Do you see (and this is really where I'm going with this), that the root $\displaystyle m=1$ corresponds, because of our initial guess of $\displaystyle y=e^{mx}$, to the solution $\displaystyle y=e^{x}?$ It does NOT correspond to the solution $\displaystyle y=1.$

If you don't believe me, think of it this way: according to the OP, you are claiming that $\displaystyle y=1$ solves the homogeneous ODE

$\displaystyle y''' - y'' + 4y' -4y =0.$

I altered your DE with some obvious corrections. Plug $\displaystyle y=1$ into this DE, and you will see that it does not satisfy it.

• Nov 3rd 2010, 09:14 AM
FunkyBudduh
Ah now i get you, sorry about that. Well back to the drawing board, ill let you know if i have anything. Will probably start with a trig function and do it the way youve just showed me.

thanks

Funky
• Nov 3rd 2010, 09:57 AM
Ackbeet
I gave you a decent hint in Post # 2. What could post # 2 tell you?
• Nov 4th 2010, 04:35 AM
FunkyBudduh
Then my new characterisctic equation is

$\displaystyle m(m^2 + 4)=0$

hence my 3rd order diff equation is

$\displaystyle d^3y/dx^3 + 4dy/dx = g(x)$

but how would i use this to find g(x) function?

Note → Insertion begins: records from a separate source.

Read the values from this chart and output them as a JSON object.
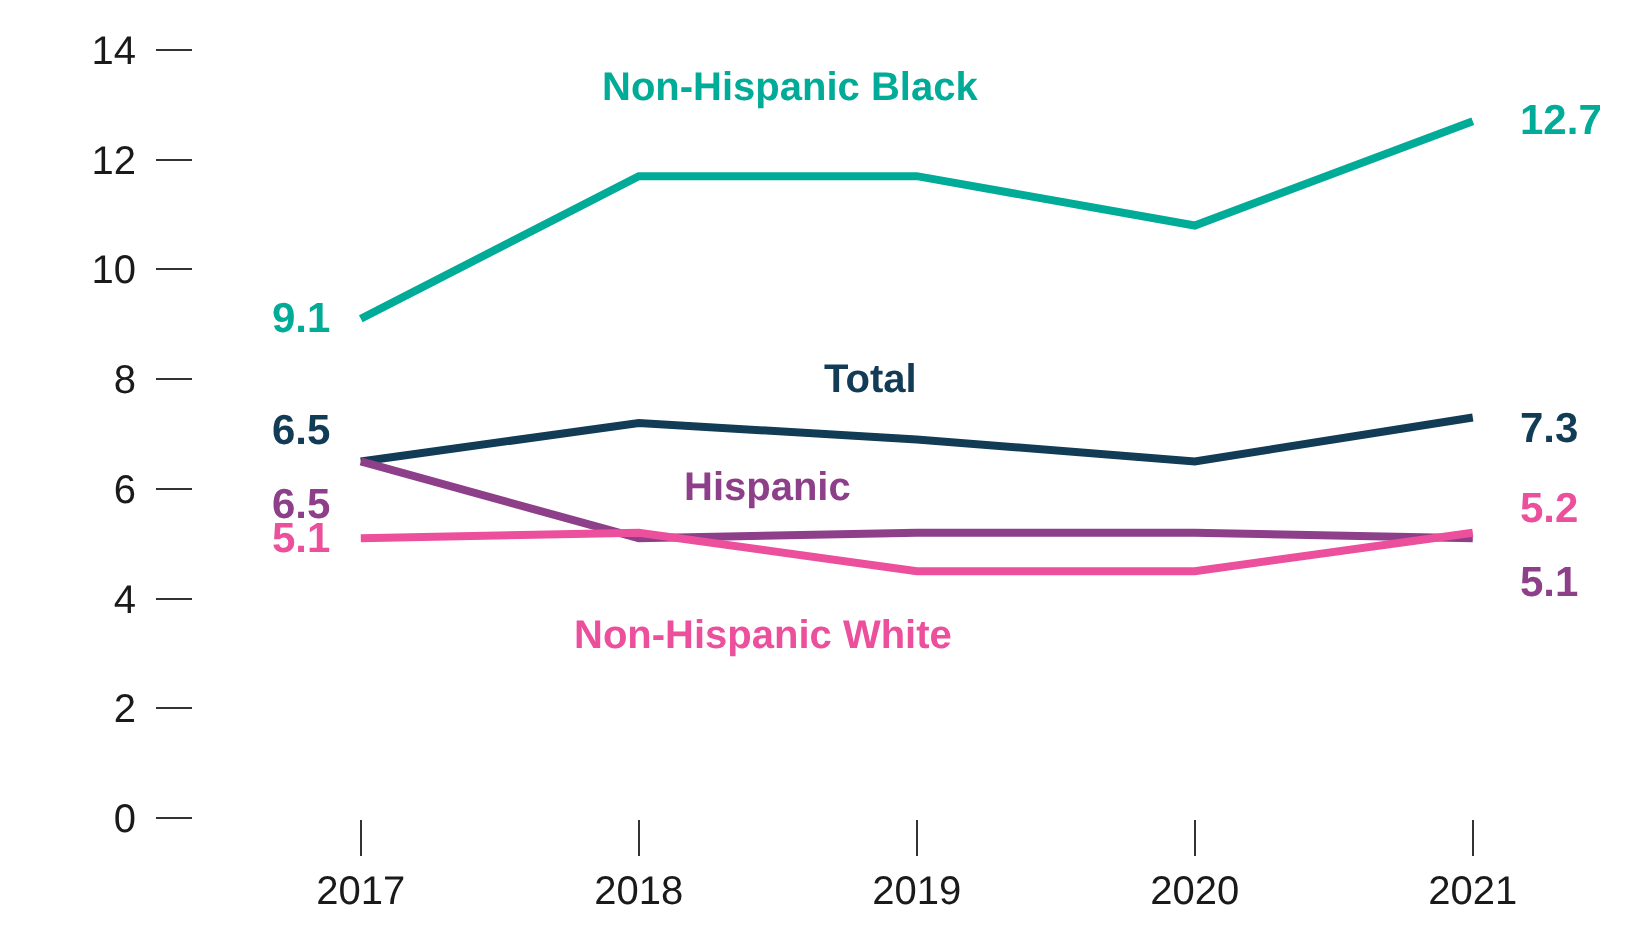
{
  "chart_data": {
    "type": "line",
    "categories": [
      "2017",
      "2018",
      "2019",
      "2020",
      "2021"
    ],
    "series": [
      {
        "name": "Non-Hispanic Black",
        "color": "#00ab98",
        "values": [
          9.1,
          11.7,
          11.7,
          10.8,
          12.7
        ],
        "value_labels": [
          "9.1",
          null,
          null,
          null,
          "12.7"
        ]
      },
      {
        "name": "Total",
        "color": "#123b56",
        "values": [
          6.5,
          7.2,
          6.9,
          6.5,
          7.3
        ],
        "value_labels": [
          "6.5",
          null,
          null,
          null,
          "7.3"
        ]
      },
      {
        "name": "Hispanic",
        "color": "#8e3f8a",
        "values": [
          6.5,
          5.1,
          5.2,
          5.2,
          5.1
        ],
        "value_labels": [
          "6.5",
          null,
          null,
          null,
          "5.1"
        ]
      },
      {
        "name": "Non-Hispanic White",
        "color": "#ec4f9b",
        "values": [
          5.1,
          5.2,
          4.5,
          4.5,
          5.2
        ],
        "value_labels": [
          "5.1",
          null,
          null,
          null,
          "5.2"
        ]
      }
    ],
    "ylim": [
      0,
      14
    ],
    "yticks": [
      0,
      2,
      4,
      6,
      8,
      10,
      12,
      14
    ],
    "legend": false,
    "marker": "none",
    "line_style": "solid"
  }
}
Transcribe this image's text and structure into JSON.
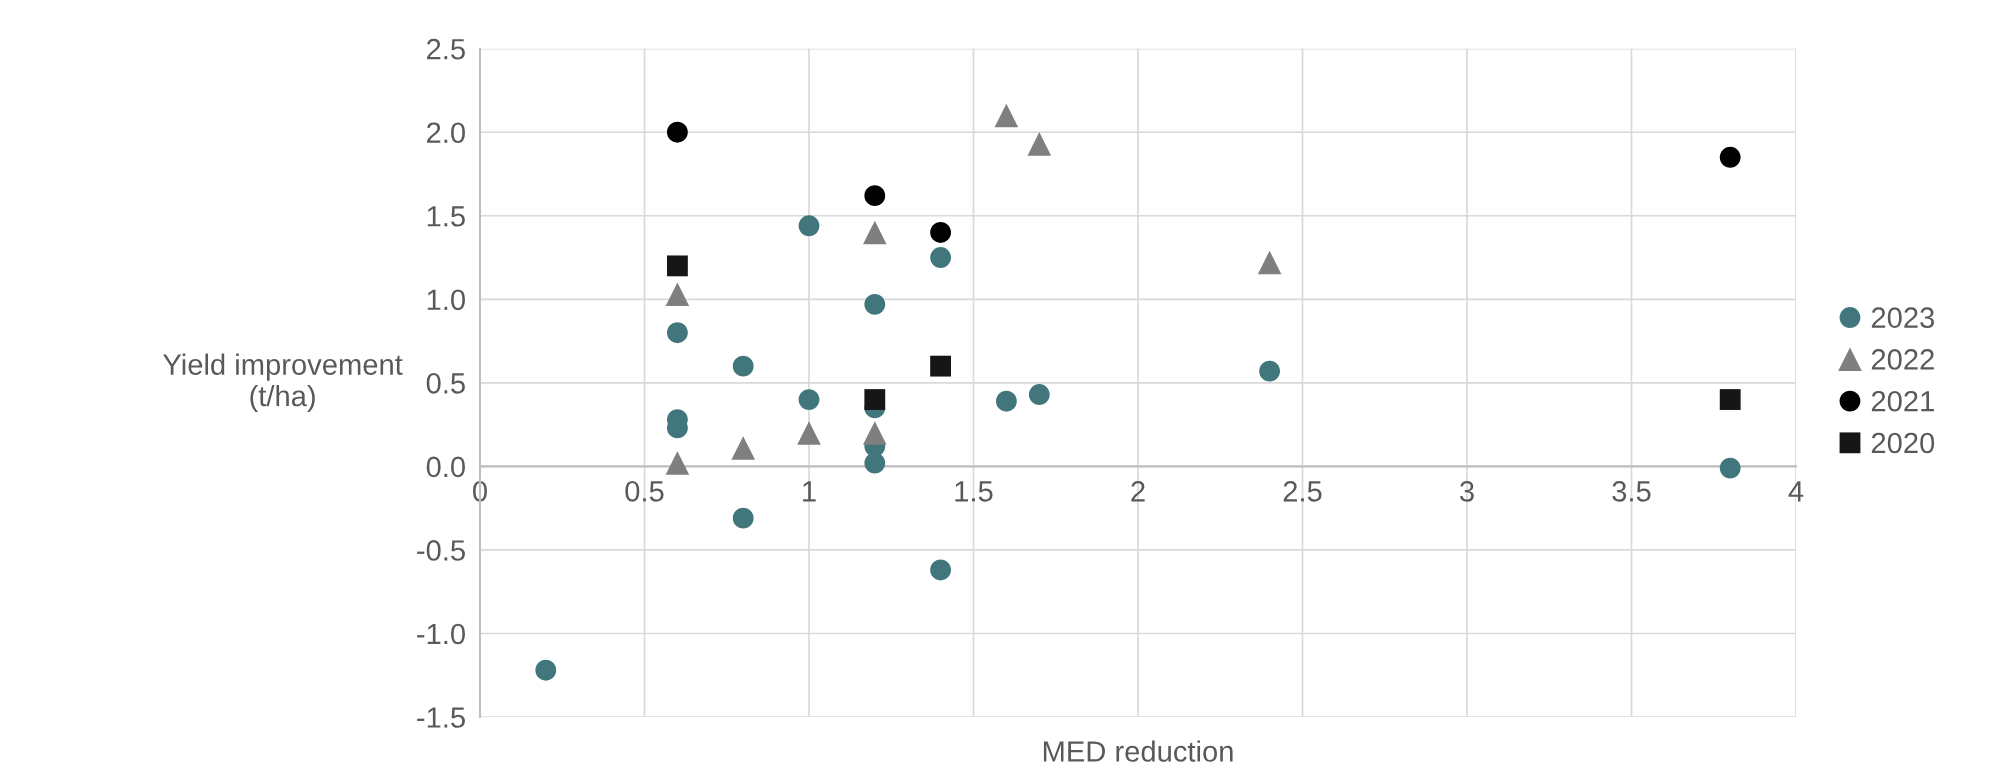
{
  "chart_data": {
    "type": "scatter",
    "xlabel": "MED reduction",
    "ylabel": "Yield improvement\n(t/ha)",
    "xlim": [
      0,
      4
    ],
    "ylim": [
      -1.5,
      2.5
    ],
    "xticks": [
      0,
      0.5,
      1,
      1.5,
      2,
      2.5,
      3,
      3.5,
      4
    ],
    "yticks": [
      {
        "value": -1.5,
        "label": "-1.5"
      },
      {
        "value": -1,
        "label": "-1.0"
      },
      {
        "value": -0.5,
        "label": "-0.5"
      },
      {
        "value": 0,
        "label": "0.0"
      },
      {
        "value": 0.5,
        "label": "0.5"
      },
      {
        "value": 1,
        "label": "1.0"
      },
      {
        "value": 1.5,
        "label": "1.5"
      },
      {
        "value": 2,
        "label": "2.0"
      },
      {
        "value": 2.5,
        "label": "2.5"
      }
    ],
    "grid": true,
    "legend": "right",
    "series": [
      {
        "name": "2023",
        "color": "#41777c",
        "marker": "circle",
        "x": [
          1.0,
          1.4,
          1.2,
          0.6,
          0.8,
          1.0,
          1.2,
          0.6,
          0.6,
          1.2,
          1.2,
          1.6,
          1.7,
          2.4,
          3.8,
          0.8,
          1.4,
          0.2
        ],
        "values": [
          1.44,
          1.25,
          0.97,
          0.8,
          0.6,
          0.4,
          0.35,
          0.28,
          0.23,
          0.12,
          0.02,
          0.39,
          0.43,
          0.57,
          -0.01,
          -0.31,
          -0.62,
          -1.22
        ]
      },
      {
        "name": "2022",
        "color": "#7f7f7f",
        "marker": "triangle",
        "x": [
          1.6,
          1.7,
          1.2,
          0.6,
          0.8,
          1.0,
          1.2,
          0.6,
          2.4
        ],
        "values": [
          2.1,
          1.93,
          1.4,
          1.03,
          0.11,
          0.2,
          0.2,
          0.02,
          1.22
        ]
      },
      {
        "name": "2021",
        "color": "#000000",
        "marker": "circle",
        "x": [
          0.6,
          1.2,
          1.4,
          3.8
        ],
        "values": [
          2.0,
          1.62,
          1.4,
          1.85
        ]
      },
      {
        "name": "2020",
        "color": "#161616",
        "marker": "square",
        "x": [
          0.6,
          1.4,
          1.2,
          3.8
        ],
        "values": [
          1.2,
          0.6,
          0.4,
          0.4
        ]
      }
    ]
  }
}
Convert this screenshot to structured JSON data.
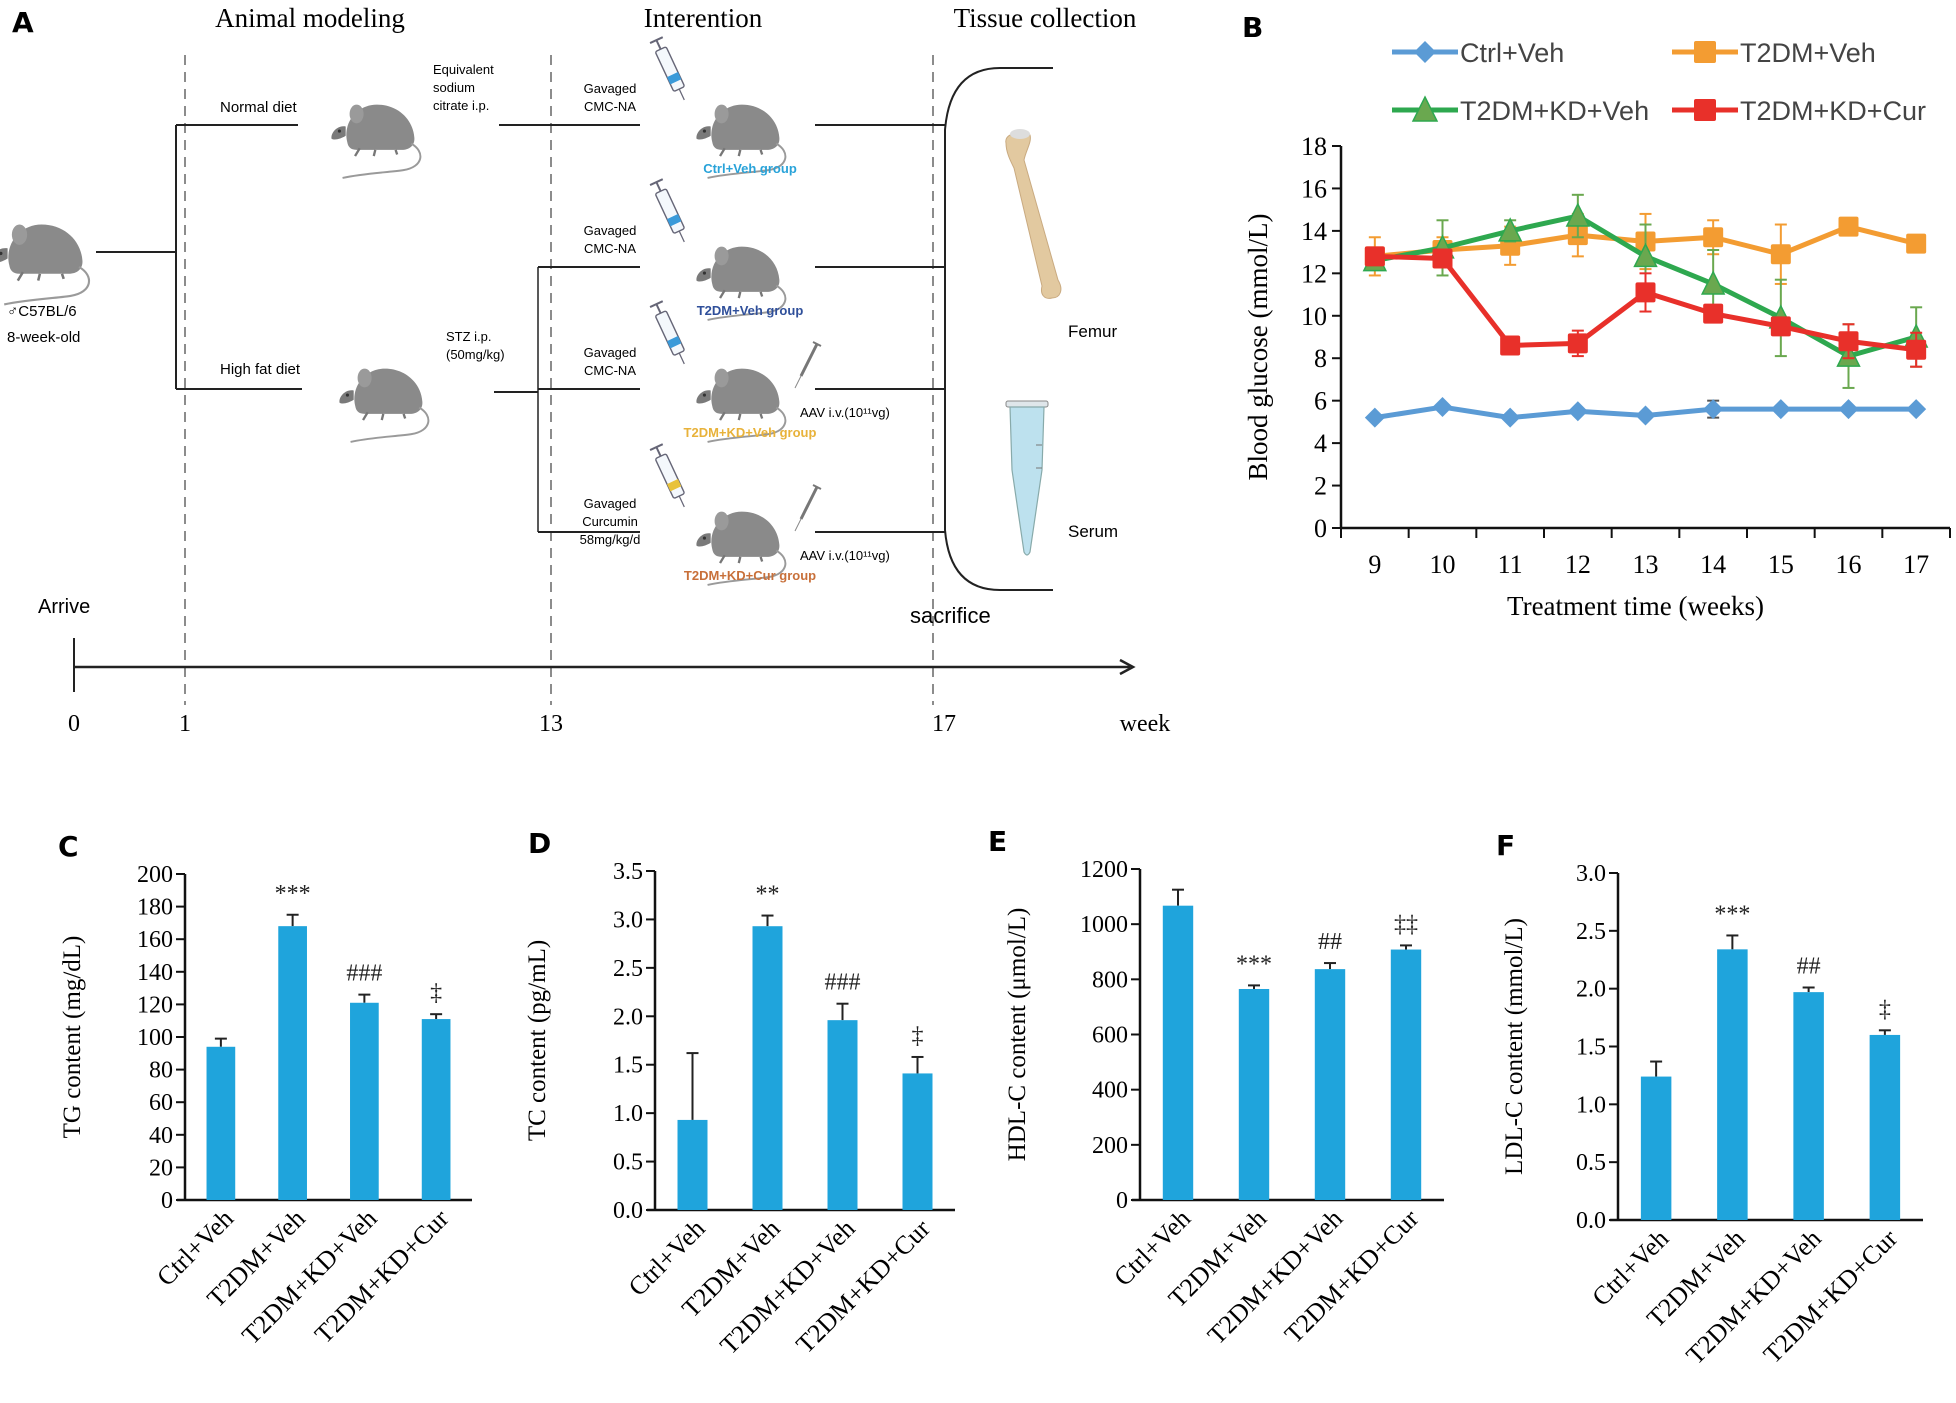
{
  "panel_letters": {
    "A": "A",
    "B": "B",
    "C": "C",
    "D": "D",
    "E": "E",
    "F": "F"
  },
  "schematic": {
    "phase_titles": [
      "Animal modeling",
      "Interention",
      "Tissue collection"
    ],
    "mouse_strain": "♂C57BL/6",
    "mouse_age": "8-week-old",
    "diets": [
      "Normal diet",
      "High fat diet"
    ],
    "modeling_treatments": {
      "normal": [
        "Equivalent",
        "sodium",
        "citrate i.p."
      ],
      "hfd": [
        "STZ i.p.",
        "(50mg/kg)"
      ]
    },
    "groups": [
      {
        "gavage": [
          "Gavaged",
          "CMC-NA"
        ],
        "label": "Ctrl+Veh group",
        "color": "#29a3d9",
        "aav": null,
        "syringe_color": "#3a9ad9"
      },
      {
        "gavage": [
          "Gavaged",
          "CMC-NA"
        ],
        "label": "T2DM+Veh group",
        "color": "#2f4f9a",
        "aav": null,
        "syringe_color": "#3a9ad9"
      },
      {
        "gavage": [
          "Gavaged",
          "CMC-NA"
        ],
        "label": "T2DM+KD+Veh group",
        "color": "#e8b23a",
        "aav": "AAV i.v.(10¹¹vg)",
        "syringe_color": "#3a9ad9"
      },
      {
        "gavage": [
          "Gavaged",
          "Curcumin",
          "58mg/kg/d"
        ],
        "label": "T2DM+KD+Cur group",
        "color": "#c8703a",
        "aav": "AAV i.v.(10¹¹vg)",
        "syringe_color": "#e8c23a"
      }
    ],
    "tissues": [
      "Femur",
      "Serum"
    ],
    "events": {
      "arrive": "Arrive",
      "sacrifice": "sacrifice"
    },
    "timeline_ticks": [
      "0",
      "1",
      "13",
      "17"
    ],
    "timeline_unit": "week"
  },
  "chart_data": [
    {
      "id": "B",
      "type": "line",
      "title": "",
      "xlabel": "Treatment time (weeks)",
      "ylabel": "Blood glucose (mmol/L)",
      "x": [
        9,
        10,
        11,
        12,
        13,
        14,
        15,
        16,
        17
      ],
      "ylim": [
        0,
        18
      ],
      "yticks": [
        0,
        2,
        4,
        6,
        8,
        10,
        12,
        14,
        16,
        18
      ],
      "grid": false,
      "legend": "top",
      "series": [
        {
          "name": "Ctrl+Veh",
          "color": "#5b9bd5",
          "marker": "diamond",
          "values": [
            5.2,
            5.7,
            5.2,
            5.5,
            5.3,
            5.6,
            5.6,
            5.6,
            5.6
          ],
          "errors": [
            0.1,
            0.1,
            0.1,
            0.1,
            0.1,
            0.4,
            0.1,
            0.1,
            0.1
          ]
        },
        {
          "name": "T2DM+Veh",
          "color": "#f39c32",
          "marker": "square",
          "values": [
            12.8,
            13.1,
            13.3,
            13.8,
            13.5,
            13.7,
            12.9,
            14.2,
            13.4
          ],
          "errors": [
            0.9,
            0.6,
            0.9,
            1.0,
            1.3,
            0.8,
            1.4,
            0.2,
            0.2
          ]
        },
        {
          "name": "T2DM+KD+Veh",
          "color": "#2ea84f",
          "marker": "triangle",
          "values": [
            12.6,
            13.2,
            14.0,
            14.7,
            12.8,
            11.5,
            9.9,
            8.1,
            9.0
          ],
          "errors": [
            0.3,
            1.3,
            0.5,
            1.0,
            1.5,
            1.6,
            1.8,
            1.5,
            1.4
          ]
        },
        {
          "name": "T2DM+KD+Cur",
          "color": "#e8302a",
          "marker": "square",
          "values": [
            12.8,
            12.7,
            8.6,
            8.7,
            11.1,
            10.1,
            9.5,
            8.8,
            8.4
          ],
          "errors": [
            0.2,
            0.2,
            0.1,
            0.6,
            0.9,
            0.1,
            0.1,
            0.8,
            0.8
          ]
        }
      ]
    },
    {
      "id": "C",
      "type": "bar",
      "categories": [
        "Ctrl+Veh",
        "T2DM+Veh",
        "T2DM+KD+Veh",
        "T2DM+KD+Cur"
      ],
      "values": [
        94,
        168,
        121,
        111
      ],
      "errors": [
        5,
        7,
        5,
        3
      ],
      "annotations": [
        "",
        "***",
        "###",
        "‡"
      ],
      "ylabel": "TG content (mg/dL)",
      "ylim": [
        0,
        200
      ],
      "yticks": [
        "0",
        "20",
        "40",
        "60",
        "80",
        "100",
        "120",
        "140",
        "160",
        "180",
        "200"
      ],
      "color": "#1fa4dc"
    },
    {
      "id": "D",
      "type": "bar",
      "categories": [
        "Ctrl+Veh",
        "T2DM+Veh",
        "T2DM+KD+Veh",
        "T2DM+KD+Cur"
      ],
      "values": [
        0.93,
        2.93,
        1.96,
        1.41
      ],
      "errors": [
        0.69,
        0.11,
        0.17,
        0.17
      ],
      "annotations": [
        "",
        "**",
        "###",
        "‡"
      ],
      "ylabel": "TC content (pg/mL)",
      "ylim": [
        0,
        3.5
      ],
      "yticks": [
        "0.0",
        "0.5",
        "1.0",
        "1.5",
        "2.0",
        "2.5",
        "3.0",
        "3.5"
      ],
      "color": "#1fa4dc"
    },
    {
      "id": "E",
      "type": "bar",
      "categories": [
        "Ctrl+Veh",
        "T2DM+Veh",
        "T2DM+KD+Veh",
        "T2DM+KD+Cur"
      ],
      "values": [
        1067,
        765,
        837,
        908
      ],
      "errors": [
        58,
        13,
        22,
        15
      ],
      "annotations": [
        "",
        "***",
        "##",
        "‡‡"
      ],
      "ylabel": "HDL-C content (μmol/L)",
      "ylim": [
        0,
        1200
      ],
      "yticks": [
        "0",
        "200",
        "400",
        "600",
        "800",
        "1000",
        "1200"
      ],
      "color": "#1fa4dc"
    },
    {
      "id": "F",
      "type": "bar",
      "categories": [
        "Ctrl+Veh",
        "T2DM+Veh",
        "T2DM+KD+Veh",
        "T2DM+KD+Cur"
      ],
      "values": [
        1.24,
        2.34,
        1.97,
        1.6
      ],
      "errors": [
        0.13,
        0.12,
        0.04,
        0.04
      ],
      "annotations": [
        "",
        "***",
        "##",
        "‡"
      ],
      "ylabel": "LDL-C content (mmol/L)",
      "ylim": [
        0,
        3.0
      ],
      "yticks": [
        "0.0",
        "0.5",
        "1.0",
        "1.5",
        "2.0",
        "2.5",
        "3.0"
      ],
      "color": "#1fa4dc"
    }
  ]
}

if the general solution of the 4rd order linear de (non homog) is
$\displaystyle y(x)=c1y1(x) + c2y2(x) + c3y3(x) +Cos(x)$

where y1, y2 and y3 are 1, cos(2x), sin(2x)
• Nov 4th 2010, 04:48 AM
Ackbeet
I agree with your DE now.

Well, you know what the LHS operator $\displaystyle \frac{d^{3}}{dx^{3}}+4\frac{d}{dx}$ does to the homogeneous part of your starting solution $\displaystyle c_{1}y_{1}+c_{2}y_{2}+c_{3}y_{3}.$ Find out what it does to the $\displaystyle \cos(x)$ part. Then just use that to determine the RHS of the DE. Be careful with the signs!
• Nov 4th 2010, 06:18 AM
FunkyBudduh
ok, my answer for g(x)= -3sin(x)

ive taken cos(x) and found dy/dx and d^3/dx^3 then substituted it in dy^3/dx^3 + 4dy/dx = g(x). which yields g(x) = -3Sin(x)

thanks again ackbeet
• Nov 4th 2010, 06:31 AM
Ackbeet
Yep, that looks right. You're welcome! Have a good one.